This repository implements a deep reinforcement learning algorithm designed to utilize uncertainty in robotic model dynamics to learn to avoid future collisions.
This repository implements and explores a new way to train policy gradient algorithms using the output from the self-supervised perturbation detection algorithm presented in my deep_dynamics repository as the reward for each action in a given state. A pre-trained collision anticipation model can be used when training this intrinsic-RL method. The motivation for this approach is to develop new learning algorithms for robots that minimize damaging interactions during machine learning in new environments. This research proposes a new deep reinforcement learning algorithm that attempts to solve the dodge ball task with eight projectiles. The Monte-Carlo (i.e. stochastic) policy gradient algorithm method was used, however, the proposed intrinsic reward strategy is not specific to the Monte-Carlo policy gradient algorithm. The intrinsic reward strategy presented is general to any policy gradient method and may be usable in other reinforcement learning frameworks. A visual and mathematical depiction of the intrinsic-RL method is shown below.

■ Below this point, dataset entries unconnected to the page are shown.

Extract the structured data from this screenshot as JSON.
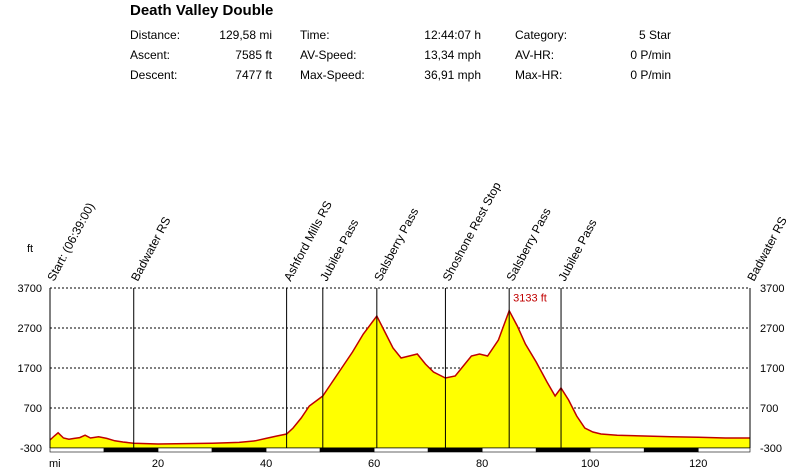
{
  "title": "Death Valley Double",
  "stats": [
    {
      "label": "Distance:",
      "value": "129,58 mi"
    },
    {
      "label": "Ascent:",
      "value": "7585 ft"
    },
    {
      "label": "Descent:",
      "value": "7477 ft"
    },
    {
      "label": "Time:",
      "value": "12:44:07 h"
    },
    {
      "label": "AV-Speed:",
      "value": "13,34 mph"
    },
    {
      "label": "Max-Speed:",
      "value": "36,91 mph"
    },
    {
      "label": "Category:",
      "value": "5 Star"
    },
    {
      "label": "AV-HR:",
      "value": "0 P/min"
    },
    {
      "label": "Max-HR:",
      "value": "0 P/min"
    }
  ],
  "chart_data": {
    "type": "area",
    "xlabel": "mi",
    "ylabel": "ft",
    "xlim": [
      0,
      129.58
    ],
    "ylim": [
      -300,
      3700
    ],
    "x_ticks": [
      20,
      40,
      60,
      80,
      100,
      120
    ],
    "y_ticks": [
      -300,
      700,
      1700,
      2700,
      3700
    ],
    "y_tick_labels": [
      "-300",
      "700",
      "1700",
      "2700",
      "3700"
    ],
    "grid": true,
    "fill_color": "#ffff00",
    "line_color": "#c00000",
    "max_label": "3133 ft",
    "max_point": {
      "x": 85.0,
      "y": 3133
    },
    "waypoints": [
      {
        "name": "Start: (06:39:00)",
        "x": 0
      },
      {
        "name": "Badwater RS",
        "x": 15.5
      },
      {
        "name": "Ashford Mills RS",
        "x": 43.8
      },
      {
        "name": "Jubilee Pass",
        "x": 50.5
      },
      {
        "name": "Salsberry Pass",
        "x": 60.5
      },
      {
        "name": "Shoshone Rest Stop",
        "x": 73.2
      },
      {
        "name": "Salsberry Pass",
        "x": 85.0
      },
      {
        "name": "Jubilee Pass",
        "x": 94.6
      },
      {
        "name": "Badwater RS",
        "x": 129.58
      }
    ],
    "x": [
      0,
      0.8,
      1.5,
      2.5,
      3.5,
      4.5,
      5.5,
      6.5,
      7.5,
      9,
      10.5,
      12,
      13.5,
      15.5,
      20,
      25,
      30,
      35,
      38,
      40,
      42,
      43.8,
      45,
      46.5,
      48,
      49.5,
      50.5,
      52,
      54,
      56,
      58,
      60.5,
      62,
      63.5,
      65,
      66.5,
      68,
      69.5,
      71,
      73.2,
      75,
      76.5,
      78,
      79.5,
      81,
      83,
      85,
      86.5,
      88,
      90,
      92,
      93.5,
      94.6,
      96,
      97.5,
      99,
      100.5,
      102,
      105,
      110,
      115,
      120,
      125,
      129.58
    ],
    "y": [
      -100,
      0,
      80,
      -50,
      -80,
      -60,
      -40,
      20,
      -50,
      -20,
      -60,
      -120,
      -150,
      -180,
      -200,
      -190,
      -180,
      -160,
      -120,
      -60,
      0,
      50,
      200,
      450,
      750,
      900,
      1000,
      1300,
      1700,
      2100,
      2550,
      3000,
      2600,
      2200,
      1950,
      2000,
      2050,
      1800,
      1600,
      1450,
      1500,
      1750,
      2000,
      2050,
      2000,
      2400,
      3133,
      2750,
      2300,
      1850,
      1350,
      1000,
      1200,
      900,
      500,
      200,
      100,
      50,
      20,
      0,
      -20,
      -30,
      -50,
      -50
    ]
  }
}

Train intrinsic-RL policy gradient algorithm using collision anticipation and a stateful ConvIRNN network structure
python train.py --use_ca=True --policy_inp_type=3
Demo intrinsic-RL policy gradient algorithm with no collision anticipation and a ConvLSTM network structure
python demo_model.py --use_ca=False --policy_inp_type=1
Change BASE_DIR in config.ini to the absolute path of the current directory.
Packages needed to run the code include:
- numpy
- scipy
- python3
- PyTorch
- matplotlib
- VREP